Kevin Gorman, CEO of Neurocrine Biosciences, presents at a Jefferies investor conference in 2013. bloomberg/via getty images

Neurocrine has been on a roll for the past five weeks — right up to Tuesday evening.

First the FDA approved Ingrezza (valbenazine) for tardive dyskinesia in April, their first ever regulatory OK. Then just a few days ago its partner AbbVie came through with promising late-stage data for their endometriosis drug elagolix, outlicensed to them in 2010.

But nobody pitches a perfect game in biotech $NBIX. And on Tuesday afternoon the biotech was forced to concede that a mid-stage study for Ingrezza in Tourette syndrome had flopped.

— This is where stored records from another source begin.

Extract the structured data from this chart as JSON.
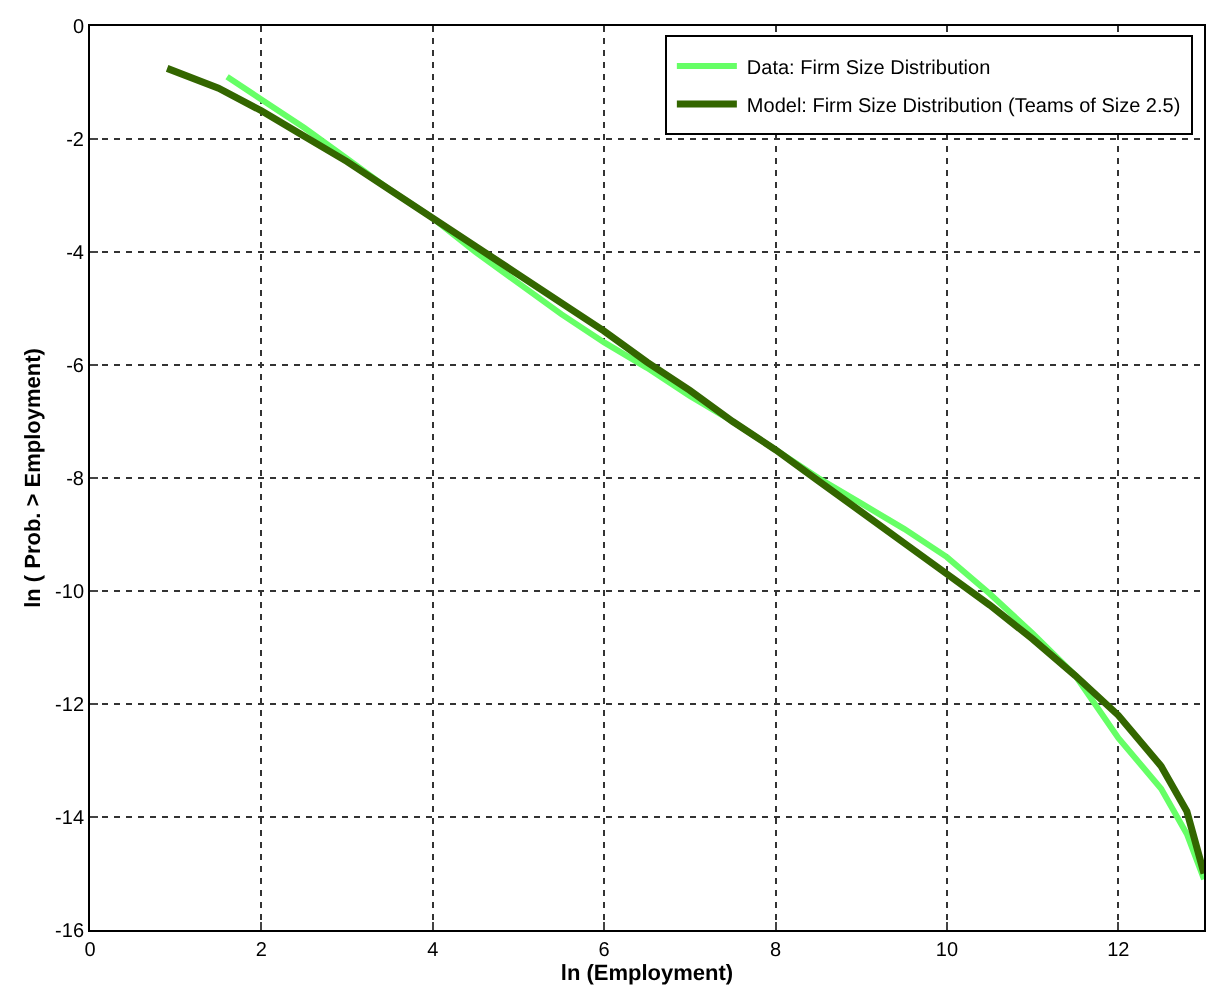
{
  "chart_data": {
    "type": "line",
    "xlabel": "ln (Employment)",
    "ylabel": "ln ( Prob. > Employment)",
    "xlim": [
      0,
      13
    ],
    "ylim": [
      -16,
      0
    ],
    "xticks": [
      0,
      2,
      4,
      6,
      8,
      10,
      12
    ],
    "yticks": [
      -16,
      -14,
      -12,
      -10,
      -8,
      -6,
      -4,
      -2,
      0
    ],
    "grid": true,
    "legend": "top right",
    "series": [
      {
        "name": "Data: Firm Size Distribution",
        "color": "#66ff66",
        "x": [
          1.6,
          2,
          2.5,
          3,
          3.5,
          4,
          4.5,
          5,
          5.5,
          6,
          6.5,
          7,
          7.5,
          8,
          8.5,
          9,
          9.5,
          10,
          10.5,
          11,
          11.5,
          12,
          12.5,
          12.8,
          13
        ],
        "values": [
          -0.9,
          -1.3,
          -1.8,
          -2.35,
          -2.9,
          -3.4,
          -4.0,
          -4.55,
          -5.1,
          -5.6,
          -6.05,
          -6.55,
          -7.0,
          -7.5,
          -8.0,
          -8.45,
          -8.9,
          -9.4,
          -10.05,
          -10.75,
          -11.5,
          -12.6,
          -13.5,
          -14.3,
          -15.1
        ]
      },
      {
        "name": "Model: Firm Size Distribution (Teams of Size 2.5)",
        "color": "#336600",
        "x": [
          0.9,
          1.5,
          2,
          2.5,
          3,
          3.5,
          4,
          4.5,
          5,
          5.5,
          6,
          6.5,
          7,
          7.5,
          8,
          8.5,
          9,
          9.5,
          10,
          10.5,
          11,
          11.5,
          12,
          12.5,
          12.8,
          13
        ],
        "values": [
          -0.75,
          -1.1,
          -1.5,
          -1.95,
          -2.4,
          -2.9,
          -3.4,
          -3.9,
          -4.4,
          -4.9,
          -5.4,
          -5.95,
          -6.45,
          -7.0,
          -7.5,
          -8.05,
          -8.6,
          -9.15,
          -9.7,
          -10.25,
          -10.85,
          -11.5,
          -12.2,
          -13.1,
          -13.9,
          -15.0
        ]
      }
    ]
  }
}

Investigators for the company immediately pinned the blame on what they called ineffective dosing of the drug, vowing to plow ahead with a better design. And they pulled some subset data out of the batch to illustrate their case — that this is a setback, not a lost cause.

The subset data were none too clear in their statement on the trial failure. All the company said was that for “the subset of subjects with pharmaceutical exposure in the appropriate range, there was a substantial reduction in tics (e.g., -11.3 to -13.7 points on the YGTSS (Yale Global Tic Severity Scale)). For subjects with sub-therapeutic exposure, tic reduction was comparable to placebo (e.g., -4.7 to -8.3 points on the YGTSS).”

Subset data are often not substantial enough to provide anything more than an indication. And they can be woefully misleading.

Neurocrine shares dropped 9% on the failure.

“This study showed that we underestimated the INGREZZA dose needed for the pediatric population but also provided us with a clear-cut view into the level of dosing required for future studies,” said Christopher F. O’Brien, chief medical officer of Neurocrine. “We have developed a complete exposure-response model from this study that we believe accurately defines the appropriate dose-range to be tested in the next clinical study that will be started later this year.  We were very pleased with the conduct of the T-Force GREEN study in that we were able to identify the appropriate pediatric subjects for the clinical trial, and the investigators demonstrated consistent and appropriate application of the Yale Global Tic Severity Scale.”